Hi all,
I wanted to share some progress that I’ve made in integrating the vers.by WLR wireless touch probe into my Nomad workflow, including some documentation about what I’ve changed and various thoughts about the probe itself.
Anyhow, money up front, discussion after: it works, but needs support in the tools to be as useful as it can be. If you want details, read on.
I got wind of vers.by and their CNC probe business through this post by @DanStory in the Nomad forum. I’d become passable at using a traditional edge finder to zero my work on the Nomad, but as this is the first electronic touch probe I’ve seen that fits in the Nomad’s spindle, I had to give it a shot. The idea that I could use this for XYZ probing, in addition to neat tricks like centering on a hole or boss, gave me all the motivation I really needed to order one and tinker with it.
I have not used a real Renishaw probe, so I don’t know how one would compare to this device, but the cost difference is significant (~$250 shipped for this) and I suspect it would’ve taken me much longer to get moving with a Renishaw.
Integrating the probe into the Nomad’s electronics was fairly simple, though it required the creation of a junk-box wiring harness. The receiver for the probe draws power from the +5V present on the Nomad’s control board, and hooks directly into the machine’s probe input. The switch input from the tool length probe is passed through the receiver, allowing the use of either or both. The tool length probe can be used to measure the length of the Vers.by probe.
I had to bang together a quick adapter circuit to convert the NO switch output from the tool probe to the NC input the receiver expects, but this only required a single resistor and NPN transistor.

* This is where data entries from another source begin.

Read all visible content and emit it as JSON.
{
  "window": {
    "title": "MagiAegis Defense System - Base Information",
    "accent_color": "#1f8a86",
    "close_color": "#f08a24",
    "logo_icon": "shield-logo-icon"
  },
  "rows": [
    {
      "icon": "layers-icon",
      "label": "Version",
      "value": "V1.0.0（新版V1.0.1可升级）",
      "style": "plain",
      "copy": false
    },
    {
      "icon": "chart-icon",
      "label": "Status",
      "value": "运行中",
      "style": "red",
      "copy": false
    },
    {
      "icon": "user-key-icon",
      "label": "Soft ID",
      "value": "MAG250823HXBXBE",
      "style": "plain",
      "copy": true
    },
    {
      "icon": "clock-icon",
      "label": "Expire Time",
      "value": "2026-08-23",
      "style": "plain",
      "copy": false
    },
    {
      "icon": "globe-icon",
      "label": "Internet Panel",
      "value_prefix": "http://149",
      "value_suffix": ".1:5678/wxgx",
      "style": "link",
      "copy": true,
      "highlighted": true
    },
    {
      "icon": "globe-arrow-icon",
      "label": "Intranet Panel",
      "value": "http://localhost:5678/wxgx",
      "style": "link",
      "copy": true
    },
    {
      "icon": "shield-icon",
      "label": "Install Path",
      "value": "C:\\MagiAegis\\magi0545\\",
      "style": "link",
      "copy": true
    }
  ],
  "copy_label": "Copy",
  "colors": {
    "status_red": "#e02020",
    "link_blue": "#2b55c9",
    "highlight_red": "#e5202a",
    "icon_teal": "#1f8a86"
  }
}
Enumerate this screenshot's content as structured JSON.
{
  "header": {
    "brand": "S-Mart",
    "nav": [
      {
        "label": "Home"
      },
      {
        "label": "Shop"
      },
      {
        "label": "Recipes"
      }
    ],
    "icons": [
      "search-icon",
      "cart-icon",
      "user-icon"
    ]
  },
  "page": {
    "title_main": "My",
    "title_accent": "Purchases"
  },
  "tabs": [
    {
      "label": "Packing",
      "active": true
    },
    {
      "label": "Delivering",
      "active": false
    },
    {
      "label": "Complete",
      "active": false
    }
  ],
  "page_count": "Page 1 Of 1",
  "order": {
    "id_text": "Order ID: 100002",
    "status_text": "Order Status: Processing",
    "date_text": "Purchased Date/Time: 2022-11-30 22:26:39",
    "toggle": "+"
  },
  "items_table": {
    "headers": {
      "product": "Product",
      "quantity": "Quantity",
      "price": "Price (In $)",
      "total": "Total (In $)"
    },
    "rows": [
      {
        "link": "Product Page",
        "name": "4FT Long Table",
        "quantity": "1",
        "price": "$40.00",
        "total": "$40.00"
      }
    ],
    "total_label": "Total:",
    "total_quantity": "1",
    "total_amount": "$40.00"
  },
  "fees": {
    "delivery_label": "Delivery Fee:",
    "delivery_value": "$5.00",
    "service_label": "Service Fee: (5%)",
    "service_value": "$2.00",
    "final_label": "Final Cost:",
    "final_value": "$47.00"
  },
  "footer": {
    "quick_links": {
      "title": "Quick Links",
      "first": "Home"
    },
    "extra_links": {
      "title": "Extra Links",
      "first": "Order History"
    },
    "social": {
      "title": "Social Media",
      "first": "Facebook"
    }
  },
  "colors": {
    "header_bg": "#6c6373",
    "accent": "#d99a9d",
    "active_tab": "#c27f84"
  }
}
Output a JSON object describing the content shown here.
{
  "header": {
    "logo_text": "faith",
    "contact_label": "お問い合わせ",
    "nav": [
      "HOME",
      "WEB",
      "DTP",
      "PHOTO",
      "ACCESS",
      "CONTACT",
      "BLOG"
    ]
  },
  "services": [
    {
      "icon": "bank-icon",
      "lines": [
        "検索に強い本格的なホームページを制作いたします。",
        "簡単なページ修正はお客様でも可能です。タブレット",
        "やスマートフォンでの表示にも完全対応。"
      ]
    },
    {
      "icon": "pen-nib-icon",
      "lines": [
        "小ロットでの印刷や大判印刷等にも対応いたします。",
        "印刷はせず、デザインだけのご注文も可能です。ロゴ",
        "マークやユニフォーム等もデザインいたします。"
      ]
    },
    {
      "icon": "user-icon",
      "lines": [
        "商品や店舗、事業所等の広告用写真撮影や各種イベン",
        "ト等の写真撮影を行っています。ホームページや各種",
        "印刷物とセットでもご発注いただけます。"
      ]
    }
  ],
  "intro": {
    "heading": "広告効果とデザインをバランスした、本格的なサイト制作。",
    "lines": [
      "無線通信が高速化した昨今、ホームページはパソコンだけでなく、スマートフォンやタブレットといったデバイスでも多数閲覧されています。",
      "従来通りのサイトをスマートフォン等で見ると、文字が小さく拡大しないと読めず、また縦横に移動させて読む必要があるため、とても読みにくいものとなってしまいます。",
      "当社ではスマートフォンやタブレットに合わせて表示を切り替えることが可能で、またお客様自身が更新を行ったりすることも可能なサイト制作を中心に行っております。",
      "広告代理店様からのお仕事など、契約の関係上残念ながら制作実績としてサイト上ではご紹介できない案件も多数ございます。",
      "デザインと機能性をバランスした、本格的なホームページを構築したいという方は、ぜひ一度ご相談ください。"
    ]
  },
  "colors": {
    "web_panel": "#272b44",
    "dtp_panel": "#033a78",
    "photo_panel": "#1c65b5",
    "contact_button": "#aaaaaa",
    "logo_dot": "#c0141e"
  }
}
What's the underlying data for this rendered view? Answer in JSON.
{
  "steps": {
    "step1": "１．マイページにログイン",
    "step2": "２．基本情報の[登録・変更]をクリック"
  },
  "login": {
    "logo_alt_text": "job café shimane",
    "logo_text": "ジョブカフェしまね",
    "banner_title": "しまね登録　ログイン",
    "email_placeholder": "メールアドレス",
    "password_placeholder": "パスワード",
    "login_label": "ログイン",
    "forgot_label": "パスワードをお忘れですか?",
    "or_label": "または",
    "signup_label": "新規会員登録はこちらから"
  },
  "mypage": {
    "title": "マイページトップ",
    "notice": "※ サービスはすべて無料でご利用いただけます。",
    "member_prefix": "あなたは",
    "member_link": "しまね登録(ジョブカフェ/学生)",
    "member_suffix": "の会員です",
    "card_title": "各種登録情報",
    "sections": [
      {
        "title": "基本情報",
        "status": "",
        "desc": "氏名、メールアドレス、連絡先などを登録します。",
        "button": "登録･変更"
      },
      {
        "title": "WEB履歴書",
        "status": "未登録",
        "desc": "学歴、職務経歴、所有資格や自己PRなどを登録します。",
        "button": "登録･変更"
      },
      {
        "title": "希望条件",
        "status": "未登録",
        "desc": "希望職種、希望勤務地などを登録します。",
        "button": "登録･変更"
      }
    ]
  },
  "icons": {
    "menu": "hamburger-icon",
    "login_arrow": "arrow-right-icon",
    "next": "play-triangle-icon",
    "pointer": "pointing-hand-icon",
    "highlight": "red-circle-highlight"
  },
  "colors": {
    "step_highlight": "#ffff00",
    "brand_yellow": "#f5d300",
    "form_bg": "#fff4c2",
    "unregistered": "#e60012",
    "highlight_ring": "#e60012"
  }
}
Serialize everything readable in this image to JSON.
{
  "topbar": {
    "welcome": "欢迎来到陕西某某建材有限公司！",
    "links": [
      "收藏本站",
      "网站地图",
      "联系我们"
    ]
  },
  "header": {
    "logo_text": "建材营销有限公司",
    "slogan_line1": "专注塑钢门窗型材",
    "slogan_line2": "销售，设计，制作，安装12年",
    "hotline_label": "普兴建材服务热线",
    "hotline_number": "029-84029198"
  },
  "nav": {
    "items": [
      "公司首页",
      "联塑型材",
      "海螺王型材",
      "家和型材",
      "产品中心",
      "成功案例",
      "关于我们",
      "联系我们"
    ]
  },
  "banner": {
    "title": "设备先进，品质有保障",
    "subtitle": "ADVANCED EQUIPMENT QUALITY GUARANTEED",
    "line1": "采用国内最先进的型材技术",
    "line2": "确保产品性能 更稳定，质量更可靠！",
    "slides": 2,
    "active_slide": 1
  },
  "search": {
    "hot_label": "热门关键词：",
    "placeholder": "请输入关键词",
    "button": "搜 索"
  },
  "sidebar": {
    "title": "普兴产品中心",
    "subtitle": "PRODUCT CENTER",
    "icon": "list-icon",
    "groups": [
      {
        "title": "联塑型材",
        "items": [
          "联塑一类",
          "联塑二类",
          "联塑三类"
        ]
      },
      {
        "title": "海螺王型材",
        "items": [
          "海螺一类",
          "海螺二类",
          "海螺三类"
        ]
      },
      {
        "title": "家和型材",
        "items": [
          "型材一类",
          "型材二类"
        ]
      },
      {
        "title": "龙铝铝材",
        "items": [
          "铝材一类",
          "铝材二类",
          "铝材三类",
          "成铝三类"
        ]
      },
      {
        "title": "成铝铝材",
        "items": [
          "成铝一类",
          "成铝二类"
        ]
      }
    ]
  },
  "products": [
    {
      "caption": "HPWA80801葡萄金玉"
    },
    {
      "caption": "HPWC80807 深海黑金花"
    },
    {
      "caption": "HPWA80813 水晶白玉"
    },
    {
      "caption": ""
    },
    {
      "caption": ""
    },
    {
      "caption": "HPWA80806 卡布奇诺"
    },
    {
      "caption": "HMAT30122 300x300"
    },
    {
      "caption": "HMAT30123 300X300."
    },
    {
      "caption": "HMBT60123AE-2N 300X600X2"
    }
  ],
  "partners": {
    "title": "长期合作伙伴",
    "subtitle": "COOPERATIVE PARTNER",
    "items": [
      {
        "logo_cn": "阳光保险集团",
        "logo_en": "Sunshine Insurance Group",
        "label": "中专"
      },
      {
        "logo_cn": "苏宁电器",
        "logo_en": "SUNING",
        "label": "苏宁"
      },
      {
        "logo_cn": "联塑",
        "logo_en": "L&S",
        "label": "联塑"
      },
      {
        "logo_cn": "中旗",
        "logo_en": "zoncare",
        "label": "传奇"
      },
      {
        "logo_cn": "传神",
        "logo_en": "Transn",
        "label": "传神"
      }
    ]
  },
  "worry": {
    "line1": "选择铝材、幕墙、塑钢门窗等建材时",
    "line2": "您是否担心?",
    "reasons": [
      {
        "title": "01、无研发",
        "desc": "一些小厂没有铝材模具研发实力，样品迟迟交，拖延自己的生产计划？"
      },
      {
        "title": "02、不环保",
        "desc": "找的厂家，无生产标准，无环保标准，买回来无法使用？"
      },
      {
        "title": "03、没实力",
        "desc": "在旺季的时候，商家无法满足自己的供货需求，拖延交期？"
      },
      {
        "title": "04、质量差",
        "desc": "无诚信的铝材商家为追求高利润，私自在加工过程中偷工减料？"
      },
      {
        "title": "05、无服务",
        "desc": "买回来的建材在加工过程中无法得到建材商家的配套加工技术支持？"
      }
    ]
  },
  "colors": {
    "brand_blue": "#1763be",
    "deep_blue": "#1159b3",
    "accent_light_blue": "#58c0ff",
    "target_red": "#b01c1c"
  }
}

Wiring done, I protected everything as well as I thought it needed (heat shrink tubing and zip ties mostly), then buttoned it all up in the Nomad’s electronics compartment.
For gcode senders, I stick to CNCjs as it’s fairly turn-key and works under linux. I tested the setup with a G38.2 probe command, and it successfully found the side of an unsecured hunk of Renshape.
I don’t have a convenient way to share videos at the moment, but the one I have isn’t terribly impressive anyway. Using manual gcode commands, I can G38.2 probe in all three axes. Accuracy and repeatability are both seem acceptable, but I won’t know exactly how good they are until I’ve gathered more data.
This leads me to why I don’t have a more impressive video to share: as much as I like CNCjs, its probe support is extremely basic. It can only do single-axis probing, so more complex operations become multi-step processes, the details of which are left to the reader to work out.
What this really needs to sing is software support for multi-axis probing. I could see this added as either a widget in CNCjs (to replace the existing probe widget), or as an enhancement to Fusion’s grbl post processor to support probe operations. I’m halfway to a working grbl post, but it’s definitely in need of additional work before I’d consider sharing it. For now I’m content using the grbl console and issuing the G38.2 commands interactively.
Some additional notes follow.
Good stuff first:
- Vers has reasonably-complete docs published on their website, and everything I needed I eventually found in their user guide.
- Probe accuracy and repeatability seem good. Two probe cycles against the fixed jaw of my vise landed in the same spot +/- 0.01mm, but I haven’t trimmed the probe for concentricity yet out of laziness, and haven’t generated more data than that simple spot check (also out of laziness).
- Battery life is excellent. I’ve had the probe for about three weeks now and have used it a half dozen times in anger, and it’s still on the charge it arrived with.
- The receiver board’s got a little buzzer on it, so I get an audio indication of when the probe is tripped. Bonus, since the tool probe output is now routed through the receiver, I get an audio indication of when it’s tripped too.
- The receiver can be integrated without permanent changes to the machine. If I wanted to remove it for any reason, I’d just have to cut some heat-shrink and swap some connectors.
Less-good stuff:
- Delivery from Belarus took a while. COVID restrictions meant they weren’t able to ship for about 5 weeks, which was a bummer but outside anyone’s control.
- Some of the user guide looks to’ve been translated from Russian, meaning that there are quite a few rough edges. That said, it was all comprehensible enough to get its point across.
- Powering on the machine now requires me to at least turn the probe on and off to initialize the receiver board. This isn’t a huge deal, since on power-up the buzzer goes off to remind me to do exactly this, but it’s an additional step that I didn’t have to take before.
I’ll update this forum post when I’ve arrived at a setup that can do slightly better than the single-axis probing cycles it’s doing now.